Handle Checkpoint timeouts in Apache Flink Long Running Event


We have an application where we have a set of rules and members. Whenever a new rule comes as an event, we need to run this rule across all the members present. There are millions of members and this is stored in the Keyed state.

This event takes hours to process and works when checkpoints are not enabled. When checkpoints are enabled it's getting timed out after 10 mins.

One of the solutions I was thinking of was to split the job into two.

  • The first job will take the rule event. Form a Tuple<Rule, Member> and publish it to an intermediate Kafka. This job replicates the rule event for each of the members.

  • In the second job, the actual rule processing will happen.

Is there a better way to handle this scenario?

Edit

Following are the steps that I am doing in the current job.
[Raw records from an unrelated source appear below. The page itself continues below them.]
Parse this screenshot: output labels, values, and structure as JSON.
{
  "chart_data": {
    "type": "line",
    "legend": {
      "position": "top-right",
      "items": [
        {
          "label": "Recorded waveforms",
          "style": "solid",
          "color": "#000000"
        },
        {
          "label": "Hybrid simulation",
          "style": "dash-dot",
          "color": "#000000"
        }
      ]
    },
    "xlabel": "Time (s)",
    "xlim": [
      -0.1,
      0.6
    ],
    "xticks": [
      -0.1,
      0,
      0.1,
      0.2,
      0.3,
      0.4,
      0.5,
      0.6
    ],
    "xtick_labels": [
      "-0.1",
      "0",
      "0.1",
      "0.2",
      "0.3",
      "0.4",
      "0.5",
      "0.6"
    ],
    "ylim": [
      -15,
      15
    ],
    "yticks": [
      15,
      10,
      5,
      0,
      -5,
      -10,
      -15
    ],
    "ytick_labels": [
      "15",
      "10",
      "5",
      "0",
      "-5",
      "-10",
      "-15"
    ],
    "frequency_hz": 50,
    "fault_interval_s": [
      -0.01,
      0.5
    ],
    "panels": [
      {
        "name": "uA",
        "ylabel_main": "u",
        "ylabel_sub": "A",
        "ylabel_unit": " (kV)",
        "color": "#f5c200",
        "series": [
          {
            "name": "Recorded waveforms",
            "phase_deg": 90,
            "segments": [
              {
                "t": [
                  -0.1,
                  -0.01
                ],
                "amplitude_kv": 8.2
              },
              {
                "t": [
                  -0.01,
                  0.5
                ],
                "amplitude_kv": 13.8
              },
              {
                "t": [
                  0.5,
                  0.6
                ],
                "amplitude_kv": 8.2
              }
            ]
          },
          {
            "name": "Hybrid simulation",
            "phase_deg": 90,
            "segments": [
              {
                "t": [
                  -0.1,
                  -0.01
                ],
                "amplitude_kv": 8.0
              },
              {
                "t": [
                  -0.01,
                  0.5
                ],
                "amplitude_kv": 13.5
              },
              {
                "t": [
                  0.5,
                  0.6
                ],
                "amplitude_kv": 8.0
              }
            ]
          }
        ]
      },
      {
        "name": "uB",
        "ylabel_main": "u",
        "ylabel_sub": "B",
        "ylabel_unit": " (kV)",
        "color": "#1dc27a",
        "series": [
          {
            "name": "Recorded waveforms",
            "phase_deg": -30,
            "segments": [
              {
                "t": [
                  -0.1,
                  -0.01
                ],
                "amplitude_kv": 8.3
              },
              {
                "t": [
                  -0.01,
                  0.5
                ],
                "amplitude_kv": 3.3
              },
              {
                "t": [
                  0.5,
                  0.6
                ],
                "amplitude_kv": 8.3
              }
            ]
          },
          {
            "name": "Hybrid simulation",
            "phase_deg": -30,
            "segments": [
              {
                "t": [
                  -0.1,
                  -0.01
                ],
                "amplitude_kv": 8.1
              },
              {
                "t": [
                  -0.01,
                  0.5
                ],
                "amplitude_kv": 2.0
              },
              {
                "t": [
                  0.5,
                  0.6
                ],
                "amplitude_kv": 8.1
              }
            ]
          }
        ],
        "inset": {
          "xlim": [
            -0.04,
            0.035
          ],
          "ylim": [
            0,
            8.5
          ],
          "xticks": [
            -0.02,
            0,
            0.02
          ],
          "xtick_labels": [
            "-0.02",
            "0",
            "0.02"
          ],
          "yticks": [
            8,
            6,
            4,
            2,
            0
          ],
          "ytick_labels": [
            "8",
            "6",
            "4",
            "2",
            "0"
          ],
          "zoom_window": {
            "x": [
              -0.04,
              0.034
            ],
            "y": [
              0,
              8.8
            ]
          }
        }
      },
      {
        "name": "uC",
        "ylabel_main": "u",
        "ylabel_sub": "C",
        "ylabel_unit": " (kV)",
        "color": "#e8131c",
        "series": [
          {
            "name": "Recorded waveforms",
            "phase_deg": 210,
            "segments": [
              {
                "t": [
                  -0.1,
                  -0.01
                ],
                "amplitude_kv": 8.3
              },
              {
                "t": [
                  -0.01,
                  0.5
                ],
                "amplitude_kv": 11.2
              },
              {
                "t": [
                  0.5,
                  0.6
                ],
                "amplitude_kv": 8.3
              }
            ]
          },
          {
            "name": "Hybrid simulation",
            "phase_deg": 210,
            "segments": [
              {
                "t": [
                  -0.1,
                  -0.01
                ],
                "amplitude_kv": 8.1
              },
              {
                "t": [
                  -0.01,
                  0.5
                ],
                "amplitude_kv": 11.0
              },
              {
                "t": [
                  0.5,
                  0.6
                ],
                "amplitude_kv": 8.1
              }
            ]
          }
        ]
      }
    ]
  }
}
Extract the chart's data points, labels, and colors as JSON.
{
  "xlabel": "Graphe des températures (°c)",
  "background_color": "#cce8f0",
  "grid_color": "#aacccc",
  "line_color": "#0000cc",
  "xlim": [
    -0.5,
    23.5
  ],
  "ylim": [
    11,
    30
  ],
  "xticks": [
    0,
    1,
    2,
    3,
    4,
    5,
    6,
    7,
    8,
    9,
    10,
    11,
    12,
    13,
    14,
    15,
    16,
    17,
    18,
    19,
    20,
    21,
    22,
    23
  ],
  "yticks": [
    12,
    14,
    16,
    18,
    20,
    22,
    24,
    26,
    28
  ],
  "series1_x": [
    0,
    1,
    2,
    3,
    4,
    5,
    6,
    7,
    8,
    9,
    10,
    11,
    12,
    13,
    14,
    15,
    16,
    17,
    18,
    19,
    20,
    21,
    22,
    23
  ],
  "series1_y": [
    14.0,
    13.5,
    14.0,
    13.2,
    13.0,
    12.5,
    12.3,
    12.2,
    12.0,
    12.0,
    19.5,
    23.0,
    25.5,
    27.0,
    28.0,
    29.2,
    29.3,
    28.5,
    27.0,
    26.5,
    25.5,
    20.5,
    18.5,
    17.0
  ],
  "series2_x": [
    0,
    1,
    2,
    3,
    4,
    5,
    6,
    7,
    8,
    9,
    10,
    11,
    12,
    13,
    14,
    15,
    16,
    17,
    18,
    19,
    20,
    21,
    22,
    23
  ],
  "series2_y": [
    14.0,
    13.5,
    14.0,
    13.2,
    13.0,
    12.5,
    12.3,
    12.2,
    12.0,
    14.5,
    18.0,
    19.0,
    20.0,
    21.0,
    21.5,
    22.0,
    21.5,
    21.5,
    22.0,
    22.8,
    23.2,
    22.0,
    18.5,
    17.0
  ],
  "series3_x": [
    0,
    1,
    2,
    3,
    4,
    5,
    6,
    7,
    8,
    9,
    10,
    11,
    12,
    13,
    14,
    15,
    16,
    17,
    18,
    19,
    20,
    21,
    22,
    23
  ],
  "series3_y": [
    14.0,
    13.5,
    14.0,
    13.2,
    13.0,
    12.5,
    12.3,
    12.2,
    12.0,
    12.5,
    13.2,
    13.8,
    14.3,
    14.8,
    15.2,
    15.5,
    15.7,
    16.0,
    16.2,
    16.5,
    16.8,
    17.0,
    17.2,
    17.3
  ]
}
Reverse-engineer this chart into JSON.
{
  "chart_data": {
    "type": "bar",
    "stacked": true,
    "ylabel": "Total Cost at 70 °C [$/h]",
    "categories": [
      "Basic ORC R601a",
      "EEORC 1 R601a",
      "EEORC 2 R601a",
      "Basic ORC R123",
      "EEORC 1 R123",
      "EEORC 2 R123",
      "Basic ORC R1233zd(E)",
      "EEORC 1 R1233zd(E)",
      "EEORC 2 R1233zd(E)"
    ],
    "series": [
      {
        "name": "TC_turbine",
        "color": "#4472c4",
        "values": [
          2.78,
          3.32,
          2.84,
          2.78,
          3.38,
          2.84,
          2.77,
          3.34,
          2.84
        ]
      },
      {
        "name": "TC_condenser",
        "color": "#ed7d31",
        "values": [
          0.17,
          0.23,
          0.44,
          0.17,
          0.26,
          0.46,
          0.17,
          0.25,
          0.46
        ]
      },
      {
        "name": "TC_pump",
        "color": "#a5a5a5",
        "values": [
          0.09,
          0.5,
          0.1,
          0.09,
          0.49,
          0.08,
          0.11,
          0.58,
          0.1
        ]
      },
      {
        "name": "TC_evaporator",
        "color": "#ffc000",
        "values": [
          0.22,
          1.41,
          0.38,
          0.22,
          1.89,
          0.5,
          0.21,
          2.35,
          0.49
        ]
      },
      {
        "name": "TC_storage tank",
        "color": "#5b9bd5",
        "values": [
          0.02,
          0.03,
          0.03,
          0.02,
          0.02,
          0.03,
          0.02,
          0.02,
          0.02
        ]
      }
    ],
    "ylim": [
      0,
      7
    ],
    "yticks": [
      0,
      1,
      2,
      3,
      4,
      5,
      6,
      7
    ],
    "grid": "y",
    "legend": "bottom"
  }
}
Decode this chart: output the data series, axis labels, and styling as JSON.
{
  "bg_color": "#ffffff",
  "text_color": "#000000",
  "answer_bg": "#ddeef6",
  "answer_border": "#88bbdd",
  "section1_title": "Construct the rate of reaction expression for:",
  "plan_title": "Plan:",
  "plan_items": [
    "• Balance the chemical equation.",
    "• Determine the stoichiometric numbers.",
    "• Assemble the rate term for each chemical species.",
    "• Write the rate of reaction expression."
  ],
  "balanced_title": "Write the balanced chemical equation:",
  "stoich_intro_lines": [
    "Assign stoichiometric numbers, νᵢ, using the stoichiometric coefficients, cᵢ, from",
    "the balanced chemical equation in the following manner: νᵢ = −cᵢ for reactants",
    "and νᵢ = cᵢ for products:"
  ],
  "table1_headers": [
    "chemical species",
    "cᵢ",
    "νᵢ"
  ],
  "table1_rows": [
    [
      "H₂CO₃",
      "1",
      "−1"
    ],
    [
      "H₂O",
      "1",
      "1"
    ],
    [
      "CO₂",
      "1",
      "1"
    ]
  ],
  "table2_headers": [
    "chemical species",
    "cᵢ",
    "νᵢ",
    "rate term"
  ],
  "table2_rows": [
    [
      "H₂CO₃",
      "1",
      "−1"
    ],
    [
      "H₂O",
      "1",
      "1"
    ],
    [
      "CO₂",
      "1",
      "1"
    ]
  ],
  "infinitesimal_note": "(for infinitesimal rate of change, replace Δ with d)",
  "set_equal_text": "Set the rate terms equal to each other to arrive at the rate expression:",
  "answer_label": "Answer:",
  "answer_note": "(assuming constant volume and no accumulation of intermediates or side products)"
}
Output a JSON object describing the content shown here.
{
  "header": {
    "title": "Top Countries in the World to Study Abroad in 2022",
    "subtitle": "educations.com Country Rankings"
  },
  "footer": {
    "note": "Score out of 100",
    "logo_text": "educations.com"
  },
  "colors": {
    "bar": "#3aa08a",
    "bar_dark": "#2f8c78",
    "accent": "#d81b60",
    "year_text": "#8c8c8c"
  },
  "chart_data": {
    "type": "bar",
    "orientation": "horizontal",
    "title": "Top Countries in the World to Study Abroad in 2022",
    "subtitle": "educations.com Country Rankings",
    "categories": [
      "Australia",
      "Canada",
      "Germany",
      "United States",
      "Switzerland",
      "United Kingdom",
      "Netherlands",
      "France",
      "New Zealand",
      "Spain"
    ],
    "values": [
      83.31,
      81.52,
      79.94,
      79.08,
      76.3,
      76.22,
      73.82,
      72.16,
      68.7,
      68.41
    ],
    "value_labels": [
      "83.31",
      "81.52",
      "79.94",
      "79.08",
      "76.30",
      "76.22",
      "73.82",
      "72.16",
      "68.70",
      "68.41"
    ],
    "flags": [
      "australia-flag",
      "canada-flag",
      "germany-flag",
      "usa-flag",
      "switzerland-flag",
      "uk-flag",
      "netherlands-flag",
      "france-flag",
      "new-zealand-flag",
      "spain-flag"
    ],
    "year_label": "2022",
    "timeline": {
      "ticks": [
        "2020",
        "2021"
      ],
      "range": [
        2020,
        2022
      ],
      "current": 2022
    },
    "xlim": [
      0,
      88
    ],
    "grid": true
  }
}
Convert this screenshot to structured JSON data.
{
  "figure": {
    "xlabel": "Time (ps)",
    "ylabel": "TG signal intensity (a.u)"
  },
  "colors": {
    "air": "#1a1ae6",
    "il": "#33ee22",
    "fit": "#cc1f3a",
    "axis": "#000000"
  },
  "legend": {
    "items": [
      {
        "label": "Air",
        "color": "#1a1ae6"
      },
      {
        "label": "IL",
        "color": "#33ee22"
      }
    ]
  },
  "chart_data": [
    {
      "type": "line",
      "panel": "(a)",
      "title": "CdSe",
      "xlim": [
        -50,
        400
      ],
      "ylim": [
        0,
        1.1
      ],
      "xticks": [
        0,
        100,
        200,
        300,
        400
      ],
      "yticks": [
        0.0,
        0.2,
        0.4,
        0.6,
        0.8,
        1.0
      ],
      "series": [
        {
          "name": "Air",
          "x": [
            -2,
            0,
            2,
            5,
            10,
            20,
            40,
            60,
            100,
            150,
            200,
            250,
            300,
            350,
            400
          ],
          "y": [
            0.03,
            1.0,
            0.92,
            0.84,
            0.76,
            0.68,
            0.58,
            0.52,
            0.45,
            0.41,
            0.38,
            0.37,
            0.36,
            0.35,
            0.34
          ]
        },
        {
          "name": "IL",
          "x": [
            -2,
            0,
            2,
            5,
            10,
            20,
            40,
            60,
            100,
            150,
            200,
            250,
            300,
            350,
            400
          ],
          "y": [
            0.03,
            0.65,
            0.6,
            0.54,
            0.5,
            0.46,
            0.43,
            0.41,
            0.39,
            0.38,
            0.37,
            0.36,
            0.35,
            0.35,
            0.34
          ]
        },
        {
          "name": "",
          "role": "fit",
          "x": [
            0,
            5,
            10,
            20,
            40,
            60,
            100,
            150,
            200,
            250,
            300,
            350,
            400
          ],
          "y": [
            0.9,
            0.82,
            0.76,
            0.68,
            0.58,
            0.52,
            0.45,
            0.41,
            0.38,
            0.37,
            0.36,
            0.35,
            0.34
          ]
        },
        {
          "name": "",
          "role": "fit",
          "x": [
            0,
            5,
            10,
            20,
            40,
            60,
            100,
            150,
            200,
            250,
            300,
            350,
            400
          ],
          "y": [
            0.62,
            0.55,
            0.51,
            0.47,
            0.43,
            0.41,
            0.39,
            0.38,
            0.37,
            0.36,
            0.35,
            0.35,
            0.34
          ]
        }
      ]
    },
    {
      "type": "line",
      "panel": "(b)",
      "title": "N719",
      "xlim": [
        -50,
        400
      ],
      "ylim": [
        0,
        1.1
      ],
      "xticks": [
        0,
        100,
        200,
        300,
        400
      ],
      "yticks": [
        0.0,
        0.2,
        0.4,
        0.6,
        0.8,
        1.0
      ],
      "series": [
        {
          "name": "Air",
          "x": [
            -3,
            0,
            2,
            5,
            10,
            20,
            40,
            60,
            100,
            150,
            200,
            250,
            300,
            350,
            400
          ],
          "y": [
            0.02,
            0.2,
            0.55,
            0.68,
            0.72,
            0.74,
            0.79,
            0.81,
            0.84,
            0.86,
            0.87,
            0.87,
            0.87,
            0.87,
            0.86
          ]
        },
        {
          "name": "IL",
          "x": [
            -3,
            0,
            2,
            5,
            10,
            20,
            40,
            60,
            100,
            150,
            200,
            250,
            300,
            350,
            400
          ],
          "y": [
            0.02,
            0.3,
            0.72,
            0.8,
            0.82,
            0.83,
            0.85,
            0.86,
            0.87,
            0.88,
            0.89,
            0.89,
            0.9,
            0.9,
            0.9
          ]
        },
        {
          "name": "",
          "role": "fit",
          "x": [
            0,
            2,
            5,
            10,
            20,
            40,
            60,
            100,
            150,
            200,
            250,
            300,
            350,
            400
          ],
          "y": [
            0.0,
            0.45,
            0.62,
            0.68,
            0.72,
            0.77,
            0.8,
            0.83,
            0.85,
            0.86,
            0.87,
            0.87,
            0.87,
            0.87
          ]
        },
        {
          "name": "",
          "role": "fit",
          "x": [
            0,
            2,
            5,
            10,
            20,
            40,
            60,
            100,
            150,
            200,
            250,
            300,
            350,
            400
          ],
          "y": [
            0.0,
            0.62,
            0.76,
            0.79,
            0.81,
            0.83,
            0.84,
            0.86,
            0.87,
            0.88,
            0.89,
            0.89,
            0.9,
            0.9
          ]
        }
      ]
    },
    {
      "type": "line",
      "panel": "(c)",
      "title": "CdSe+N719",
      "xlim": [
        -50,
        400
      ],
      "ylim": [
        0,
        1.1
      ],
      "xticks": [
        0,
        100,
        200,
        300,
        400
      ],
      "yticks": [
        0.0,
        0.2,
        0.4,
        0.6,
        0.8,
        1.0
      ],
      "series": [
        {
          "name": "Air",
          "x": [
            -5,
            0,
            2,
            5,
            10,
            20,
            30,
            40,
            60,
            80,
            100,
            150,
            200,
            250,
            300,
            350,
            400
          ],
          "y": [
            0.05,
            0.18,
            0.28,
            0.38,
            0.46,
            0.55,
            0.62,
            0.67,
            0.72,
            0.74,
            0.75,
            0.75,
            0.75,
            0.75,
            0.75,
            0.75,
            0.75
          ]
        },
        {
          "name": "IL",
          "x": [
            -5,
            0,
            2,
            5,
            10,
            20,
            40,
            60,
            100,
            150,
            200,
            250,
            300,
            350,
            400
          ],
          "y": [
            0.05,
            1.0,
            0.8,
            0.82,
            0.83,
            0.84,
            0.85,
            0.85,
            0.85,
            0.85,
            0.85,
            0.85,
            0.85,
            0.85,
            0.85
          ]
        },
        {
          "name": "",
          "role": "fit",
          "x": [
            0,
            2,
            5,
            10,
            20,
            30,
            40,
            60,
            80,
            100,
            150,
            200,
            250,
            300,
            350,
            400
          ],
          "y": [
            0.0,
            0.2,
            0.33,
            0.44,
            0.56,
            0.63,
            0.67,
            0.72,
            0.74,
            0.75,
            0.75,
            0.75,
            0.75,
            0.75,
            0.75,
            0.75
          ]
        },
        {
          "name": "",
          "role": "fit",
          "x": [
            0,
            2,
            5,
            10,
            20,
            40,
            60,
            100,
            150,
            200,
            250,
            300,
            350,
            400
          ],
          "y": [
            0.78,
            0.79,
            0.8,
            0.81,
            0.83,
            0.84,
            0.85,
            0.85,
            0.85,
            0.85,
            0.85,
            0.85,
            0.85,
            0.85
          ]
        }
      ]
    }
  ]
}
memberStream.keyBy("key is membership number")
  .connect(ruleStream.broadcast())
  .process(
    // This operator stores the member state when member event comes
    // When rule event comes it forms a Tuple<Rule, Member> for each of the members in the state and forward it to the next operator
  )
  .flatMap(
    // does the rule processing
  )
  .addSink(
    // Write to DB
  );

Solution

  • The reason why the job is failing is that a checkpoint is timing out, which is happening because the operator with the keyed state is running for hours in response to a single event. This prevents the checkpoint barrier from triggering the checkpoint in that operator, and then continuing downstream.

    You've proposed having the operator with the keyed state emit a Tuple<Rule, Member> for each affected Member, and sending those tuples to an another job (via Kafka). An alternative would be to put that rule processing logic in the original job, but in an operator downstream of the operator holding all of the keyed state. Go ahead and emit the tuples, as proposed, but process them in the original job. You'll also need to enable unaligned checkpointing, so that the checkpoints can complete before timing out.

    One potential problem with this alternative is that the checkpoints taken during rule processing will become larger, but if there will only be millions of these tuples, that shouldn't be too painful.

    (Another approach would be to put a flatmap in front of the operator with all of the keyed member state that expands each new rule into 100 new rules, each affecting only 1% of the members. Same basic idea, just turning it around.)